MOSCOW, February 8 (RIA Novosti) - A Moscow arbitration appeals court has upheld a decision to revoke the license of a bank whose former board chairman, Alexei Frenkel, has been charged with masterminding the murder of a senior banking regulator.
The small privately-owned VIP-Bank was stripped of its license in June 2006 for what the Central Bank said were violations of money laundering prevention laws, particularly delays in reporting transactions requiring checks by the financial watchdog. Risky credit policy and accounting violations were also cited by the country's main bank.
The court thereby turned down an appeal from three companies, the bank's shareholders, which Moscow's Arbitration Court previously declined in October.
Frenkel, who has been charged with organizing the murder of Central Bank Deputy Chairman Andrei Kozlov September 13, said in a letter he wrote a month before his arrest January 11 that he planned to expose a scheme which helped the Central Bank launder money through banks whose licenses it was going to revoke, business daily Kommersant said earlier.

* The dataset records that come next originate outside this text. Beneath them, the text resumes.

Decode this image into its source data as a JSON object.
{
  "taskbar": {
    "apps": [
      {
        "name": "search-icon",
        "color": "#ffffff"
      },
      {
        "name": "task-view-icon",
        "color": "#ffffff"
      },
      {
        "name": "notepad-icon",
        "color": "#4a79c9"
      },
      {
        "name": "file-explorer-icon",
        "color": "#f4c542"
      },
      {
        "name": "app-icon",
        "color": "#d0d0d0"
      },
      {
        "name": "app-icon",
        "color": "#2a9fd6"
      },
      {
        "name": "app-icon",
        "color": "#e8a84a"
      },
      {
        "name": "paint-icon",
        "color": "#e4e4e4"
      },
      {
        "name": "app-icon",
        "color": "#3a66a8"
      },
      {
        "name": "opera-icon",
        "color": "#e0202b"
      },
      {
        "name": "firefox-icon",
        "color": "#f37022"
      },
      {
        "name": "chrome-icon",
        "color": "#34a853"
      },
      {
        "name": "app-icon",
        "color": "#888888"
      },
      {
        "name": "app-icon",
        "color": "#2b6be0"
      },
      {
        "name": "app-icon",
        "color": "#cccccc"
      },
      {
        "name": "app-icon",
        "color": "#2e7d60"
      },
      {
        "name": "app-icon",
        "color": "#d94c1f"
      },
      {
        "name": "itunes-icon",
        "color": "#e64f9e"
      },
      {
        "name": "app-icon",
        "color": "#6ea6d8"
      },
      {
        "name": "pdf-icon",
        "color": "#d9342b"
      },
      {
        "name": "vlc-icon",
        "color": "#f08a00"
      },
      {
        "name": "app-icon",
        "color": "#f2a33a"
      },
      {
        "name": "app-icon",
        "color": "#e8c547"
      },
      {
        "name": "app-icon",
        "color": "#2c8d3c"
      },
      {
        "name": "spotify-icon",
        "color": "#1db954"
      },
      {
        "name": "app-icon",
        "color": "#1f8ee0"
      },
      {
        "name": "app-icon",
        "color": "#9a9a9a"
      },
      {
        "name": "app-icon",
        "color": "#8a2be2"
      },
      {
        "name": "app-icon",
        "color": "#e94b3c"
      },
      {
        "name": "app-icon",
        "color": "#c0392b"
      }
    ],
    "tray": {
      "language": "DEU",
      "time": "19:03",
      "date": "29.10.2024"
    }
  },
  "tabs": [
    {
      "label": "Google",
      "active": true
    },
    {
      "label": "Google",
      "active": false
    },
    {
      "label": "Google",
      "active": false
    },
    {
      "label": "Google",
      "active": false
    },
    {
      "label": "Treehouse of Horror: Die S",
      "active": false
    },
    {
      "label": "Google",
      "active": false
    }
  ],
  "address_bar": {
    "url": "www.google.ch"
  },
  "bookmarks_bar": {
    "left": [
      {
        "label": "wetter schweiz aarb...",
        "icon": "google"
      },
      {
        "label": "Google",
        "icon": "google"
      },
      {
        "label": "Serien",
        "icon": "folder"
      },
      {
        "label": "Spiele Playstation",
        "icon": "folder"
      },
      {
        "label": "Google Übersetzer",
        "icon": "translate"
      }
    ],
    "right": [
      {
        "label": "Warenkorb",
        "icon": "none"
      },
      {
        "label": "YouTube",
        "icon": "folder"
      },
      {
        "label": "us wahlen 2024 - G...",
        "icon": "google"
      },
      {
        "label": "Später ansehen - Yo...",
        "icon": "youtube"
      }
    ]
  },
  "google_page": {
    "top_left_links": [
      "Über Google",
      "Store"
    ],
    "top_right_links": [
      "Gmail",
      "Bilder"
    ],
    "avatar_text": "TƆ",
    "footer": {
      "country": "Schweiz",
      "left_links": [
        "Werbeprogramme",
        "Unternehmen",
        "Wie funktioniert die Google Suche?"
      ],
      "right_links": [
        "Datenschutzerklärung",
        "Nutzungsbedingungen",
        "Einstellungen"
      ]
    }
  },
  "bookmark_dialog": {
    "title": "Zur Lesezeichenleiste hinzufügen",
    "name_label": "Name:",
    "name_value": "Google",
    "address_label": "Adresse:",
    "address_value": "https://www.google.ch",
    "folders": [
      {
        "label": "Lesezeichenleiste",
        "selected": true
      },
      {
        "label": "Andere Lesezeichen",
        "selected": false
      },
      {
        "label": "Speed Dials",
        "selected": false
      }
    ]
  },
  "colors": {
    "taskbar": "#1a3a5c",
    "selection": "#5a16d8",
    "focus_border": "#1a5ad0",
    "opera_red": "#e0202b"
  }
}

In two letters that followed his arrest, Frenkel accused the CBR of accepting bribes for entering banks into the deposit insurance system. He said the bank had differentiated between banks automatically eligible for the insurance system and others that had to pay huge kickbacks to be enrolled. The bribes, he wrote, varied from $150,000 to $5 million, according to the size of the bank.
In his letters, Frenkel did not name officials involved in the illegal transactions and kickbacks but cited details on illegal schemes allowing them to be tracked down.
Seven people have so far been detained in connection with Kozlov's murder, widely described in the media as an honest official who led a crusade against money laundering and other criminal banking practices. Some of them have reportedly confessed to having been hired to kill the official.
The Arbitration Court is also considering a motion for VIP-Bank's bankruptcy. According to the bank's provisional administration, VIP-Bank's assets total 350.3 million rubles ($13.2 million), while liabilities amount to 703.4 million ($26.5 million). Creditors have already laid claims against the bank to 53 million rubles ($2 million).